Cybercriminals Exploit Celebrity Instagram to Expose Solana Executive's Private Information

Cybercriminals hijacked rapper Migos' Instagram account to publicly release sensitive personal data belonging to Solana co-founder Raj Gokal, including passport and Know Your Customer (KYC) documents, as part of a bitcoin extortion scheme demanding 40 BTC payment.

Gokal had previously warned followers about ongoing attempts by hackers to infiltrate his Google, social media, and Apple accounts approximately one week before the breach. Instagram removed the malicious post from Migos' account nearly sixty minutes after the attackers published Gokal's and his family's confidential information.

The incident highlights growing security vulnerabilities facing cryptocurrency executives, who increasingly become targets for sophisticated social engineering attacks and extortion campaigns.

Extortion Campaign Escalates After Payment Refusal

The attackers posted Gokal's passport and identification photographs with the provocative caption "you should have paid the 40 BTC," suggesting they had previously attempted to extort the Solana executive but were refused payment.

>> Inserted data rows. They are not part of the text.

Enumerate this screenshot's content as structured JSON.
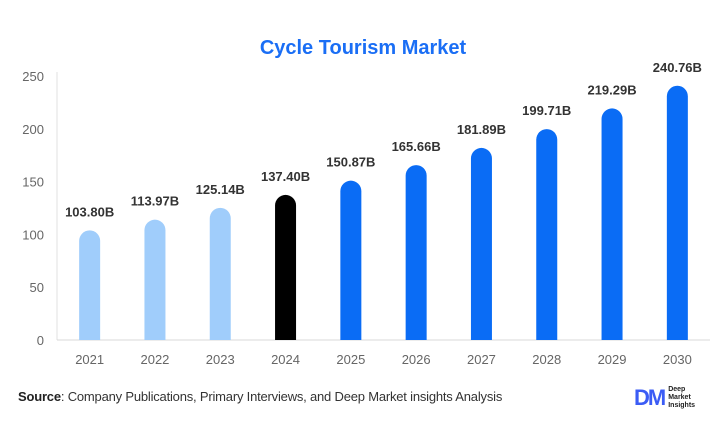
{
  "chart_data": {
    "type": "bar",
    "title": "Cycle Tourism Market",
    "categories": [
      "2021",
      "2022",
      "2023",
      "2024",
      "2025",
      "2026",
      "2027",
      "2028",
      "2029",
      "2030"
    ],
    "values": [
      103.8,
      113.97,
      125.14,
      137.4,
      150.87,
      165.66,
      181.89,
      199.71,
      219.29,
      240.76
    ],
    "data_labels": [
      "103.80B",
      "113.97B",
      "125.14B",
      "137.40B",
      "150.87B",
      "165.66B",
      "181.89B",
      "199.71B",
      "219.29B",
      "240.76B"
    ],
    "ylim": [
      0,
      250
    ],
    "yticks": [
      0,
      50,
      100,
      150,
      200,
      250
    ],
    "xlabel": "",
    "ylabel": "",
    "grid": false,
    "colors": {
      "historical": "#a0cdfb",
      "current": "#000000",
      "forecast": "#0a6cf5"
    },
    "bar_color_groups": [
      "historical",
      "historical",
      "historical",
      "current",
      "forecast",
      "forecast",
      "forecast",
      "forecast",
      "forecast",
      "forecast"
    ]
  },
  "footer": {
    "source_label": "Source",
    "source_text": ": Company Publications, Primary Interviews, and Deep Market insights Analysis",
    "logo_mark": "DM",
    "logo_lines": [
      "Deep",
      "Market",
      "Insights"
    ]
  }
}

Blockchain investigator ZachXBT confirmed on X that Gokal's personal accounts were likely compromised through social engineering techniques, with attackers subsequently attempting to extort funds using the obtained personal information. Following Gokal's reported refusal to comply with payment demands, the hackers escalated their campaign by publicly releasing sensitive data through the compromised celebrity Instagram account.

The leaked information included driver's licenses, passports, and phone numbers belonging to both Gokal and his wife, with photographs appearing to originate from KYC verification submissions typically required by financial services platforms.

Cryptocurrency Industry Faces Mounting Security Challenges

This incident occurs alongside other significant security breaches affecting the cryptocurrency sector. Coinbase recently disclosed a substantial data breach affecting at least 69,461 customers, representing less than one percent of the exchange's monthly active users.

The breach, which began on December 26, 2024, and continued until earlier this month, resulted in the theft of personal and financial information from affected customers. Coinbase now faces a class action lawsuit following stock price declines attributed to the data breach disclosure, with plaintiffs alleging the company failed to report the incident promptly.

The lawsuit claims Coinbase's delayed disclosure contributed to stock price volatility, raising questions about corporate transparency obligations regarding cybersecurity incidents in the cryptocurrency industry.

These incidents underscore the heightened security risks facing cryptocurrency companies and their executives, as cybercriminals increasingly target high-profile figures within the digital asset ecosystem through sophisticated social engineering and extortion campaigns.